Il tutto mentre a Tripoli lo scorso 29 maggio il Parlamento, riunitosi presso l’ex Hotel Royal Hall in quanto l’Aula è inagibile dopo l’attacco delle milizie di Zintan del 19 maggio, ha votato la fiducia al neo-premier Ahmed Maiteeq, vicinissimo ai Fratelli Musulmani, ed ha annunciato le elezioni per il prossimo 25 giugno.
L’ex primo ministro Mahmoud Jibril ha invece dichiarato la sua adesione all’azione del generale Haftar contro le milizie islamiche, sostenendo in’intervista televisiva che “Il Paese è ormai ostaggio delle bande e dei gruppi fondamentalisti, per cui chiedo a tutti i libici di sostenere l’operazione Karama (dignità) del generale Haftar. Sono contento che l’esercito libico ritorni sul campo come protagonista perché vuol dire che la sovranità torna ad essere dei libici”.
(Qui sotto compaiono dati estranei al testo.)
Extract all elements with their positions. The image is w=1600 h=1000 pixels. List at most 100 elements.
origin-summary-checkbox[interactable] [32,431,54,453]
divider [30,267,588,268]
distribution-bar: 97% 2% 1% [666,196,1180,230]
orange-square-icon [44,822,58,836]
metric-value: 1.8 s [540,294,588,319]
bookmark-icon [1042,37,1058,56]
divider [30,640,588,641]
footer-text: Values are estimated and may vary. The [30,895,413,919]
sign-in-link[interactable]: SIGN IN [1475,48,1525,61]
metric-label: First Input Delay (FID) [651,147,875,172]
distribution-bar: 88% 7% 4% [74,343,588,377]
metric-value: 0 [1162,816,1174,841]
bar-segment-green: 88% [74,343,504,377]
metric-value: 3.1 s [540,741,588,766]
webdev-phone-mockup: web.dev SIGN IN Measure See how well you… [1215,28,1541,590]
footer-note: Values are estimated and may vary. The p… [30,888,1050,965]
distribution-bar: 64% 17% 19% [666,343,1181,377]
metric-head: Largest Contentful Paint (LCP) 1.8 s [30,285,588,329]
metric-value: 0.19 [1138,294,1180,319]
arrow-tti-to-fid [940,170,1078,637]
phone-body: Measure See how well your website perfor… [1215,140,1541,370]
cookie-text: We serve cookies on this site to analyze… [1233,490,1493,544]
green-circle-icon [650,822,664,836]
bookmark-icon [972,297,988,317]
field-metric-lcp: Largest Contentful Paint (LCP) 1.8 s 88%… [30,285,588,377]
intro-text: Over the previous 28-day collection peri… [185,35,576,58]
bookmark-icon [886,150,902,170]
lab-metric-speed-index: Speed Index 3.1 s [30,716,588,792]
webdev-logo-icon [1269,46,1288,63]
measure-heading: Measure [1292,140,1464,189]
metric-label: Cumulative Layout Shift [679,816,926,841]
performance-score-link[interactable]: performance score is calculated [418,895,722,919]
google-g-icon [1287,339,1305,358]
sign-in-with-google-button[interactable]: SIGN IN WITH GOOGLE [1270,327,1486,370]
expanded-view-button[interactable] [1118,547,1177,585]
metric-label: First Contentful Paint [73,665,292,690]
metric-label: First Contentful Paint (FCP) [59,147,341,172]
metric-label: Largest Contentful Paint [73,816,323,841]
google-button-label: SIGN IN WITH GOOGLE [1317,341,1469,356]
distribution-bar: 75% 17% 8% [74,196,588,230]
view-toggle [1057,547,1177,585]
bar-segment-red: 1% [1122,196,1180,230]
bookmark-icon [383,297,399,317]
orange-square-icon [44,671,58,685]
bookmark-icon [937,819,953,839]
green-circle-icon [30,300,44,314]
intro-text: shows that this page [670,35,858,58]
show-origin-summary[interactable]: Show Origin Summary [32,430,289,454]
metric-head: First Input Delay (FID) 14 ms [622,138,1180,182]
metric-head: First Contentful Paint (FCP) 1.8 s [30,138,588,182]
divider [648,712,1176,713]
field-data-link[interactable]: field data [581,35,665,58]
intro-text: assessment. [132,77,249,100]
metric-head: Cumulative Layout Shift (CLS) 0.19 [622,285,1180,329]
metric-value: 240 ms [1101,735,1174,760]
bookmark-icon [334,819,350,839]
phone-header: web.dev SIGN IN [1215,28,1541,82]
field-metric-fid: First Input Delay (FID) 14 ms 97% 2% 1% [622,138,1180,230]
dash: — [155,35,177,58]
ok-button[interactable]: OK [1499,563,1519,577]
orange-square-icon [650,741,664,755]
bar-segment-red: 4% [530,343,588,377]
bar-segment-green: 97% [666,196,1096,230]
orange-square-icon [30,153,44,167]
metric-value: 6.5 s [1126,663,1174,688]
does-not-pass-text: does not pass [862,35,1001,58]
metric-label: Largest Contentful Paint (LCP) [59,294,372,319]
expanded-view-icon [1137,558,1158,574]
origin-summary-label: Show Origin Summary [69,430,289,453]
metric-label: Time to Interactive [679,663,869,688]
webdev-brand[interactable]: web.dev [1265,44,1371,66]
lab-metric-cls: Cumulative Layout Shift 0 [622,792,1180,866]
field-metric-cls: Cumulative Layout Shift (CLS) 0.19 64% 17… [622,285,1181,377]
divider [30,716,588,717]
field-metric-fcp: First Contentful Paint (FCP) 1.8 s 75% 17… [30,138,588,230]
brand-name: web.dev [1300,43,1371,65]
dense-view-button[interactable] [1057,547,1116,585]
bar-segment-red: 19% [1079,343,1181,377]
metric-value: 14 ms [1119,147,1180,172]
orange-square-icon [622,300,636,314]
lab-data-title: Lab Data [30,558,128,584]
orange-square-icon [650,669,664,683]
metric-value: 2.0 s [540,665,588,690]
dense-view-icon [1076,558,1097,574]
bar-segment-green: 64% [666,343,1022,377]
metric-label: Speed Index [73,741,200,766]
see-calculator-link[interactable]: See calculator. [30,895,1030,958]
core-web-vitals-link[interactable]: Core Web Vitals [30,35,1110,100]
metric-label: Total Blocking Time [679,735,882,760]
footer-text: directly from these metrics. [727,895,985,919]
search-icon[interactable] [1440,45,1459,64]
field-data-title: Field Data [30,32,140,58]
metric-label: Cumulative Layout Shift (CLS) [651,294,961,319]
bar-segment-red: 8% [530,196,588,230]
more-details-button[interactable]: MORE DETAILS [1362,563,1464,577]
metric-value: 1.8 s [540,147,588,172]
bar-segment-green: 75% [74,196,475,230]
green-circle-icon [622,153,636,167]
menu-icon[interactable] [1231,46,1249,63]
La situazione potrebbe tuttavia precipitare in quanto sempre più informazioni danno l’arrivo in Libia degli jihadisti che, gradualmente, si stanno ritirando dal conflitto siriano, ormai sconfitti sia dall’esercito di Bashar al-Assad, che dalle lotte interne, con i qaedisti di al-Nusra in guerra contro i qaedisti dell’Isil (Stato islamico dell’Iraq e del Levante) ed entrambi in lotta contro gli insorti siriani e i curdi del nord. In particolare starebbero giungendo nel paese nordafricano i miliziani di Jabat al-Nusra, fra i quali vi sono molti nordafricani forti dell’esperienza acquisita sul campo e dei finanziamenti del Qatar, in un teatro instabile e pericolosissimo che vede venti di secessione delle macroregioni del Fezzan e della Cirenaica, numerose milizie autonome spesso belligeranti fra di loro, tribù in lotta, brigate di jihadisti e persino di appartenenti all’ancien regime, bande di malviventi, sequestri di diplomatici, uccisione di giornalisti, attentati contro i civili, continui scioperi e traffici di ogni genere, dai migranti, alle armi, alla droga.
Era stata l’Italia ad essere incaricata dal G8 di Lough Erne, ormai un anno fa, di tentare di riportare la situazione ad un livello accettabile e, dopo l’incontro fra i premier Enrico Letta e Ali Zeitan, sono state messi in campo diversi tentativi di intervento, come l’addestramento di militari a Cassino e in loco e l’impiego della tecnologia lungo i confini meridionali del paese, dove passa di tutto.
Tuttavia anche l’azione di Haftar non appare del tutto spontanea e forse rappresenta una nuova iniziativa volta a riportare stabilità nel paese nordafricano; è infatti da più parti sospettato di essere un’espressione della Cia in quanto era stato prelevato dagli americani dal Ciad, dov’era prigioniero, nel 1987, ed era rimasto negli Stati Uniti fino al 2011, quando era rientrato in patria, giusto in tempo per prendere parte alla Primavera Araba e dirigere l’insurrezione nella piazza di Bengasi.
Secondo il comandante locale delle Forze aeree, le truppe ad Haftar hanno preso il controllo dell’80% di Bengasi, mentre a Tripoli permane il caos politico: già nei giorni scorsi il comandante delle milizie della tribù di Zintan, colonnello Mokhtar Fernana, ha “ufficializzato” il collegamento con Haftar e ha annunciando “la sospensione del Cng”, ovvero ell’Assemblea nazionale.
A causa della difficile situazione che si è creata nel paese è stata rinviata a data da destinarsi la riunione degli emissari speciali di Onu, Lega Araba ed Unione Europea, incaricati di seguire la crisi libica, prevista per ieri a Tunisi, come pure il vertice dei ministri degli esteri dei paesi dell’UMA (Union Maghreb Arabe).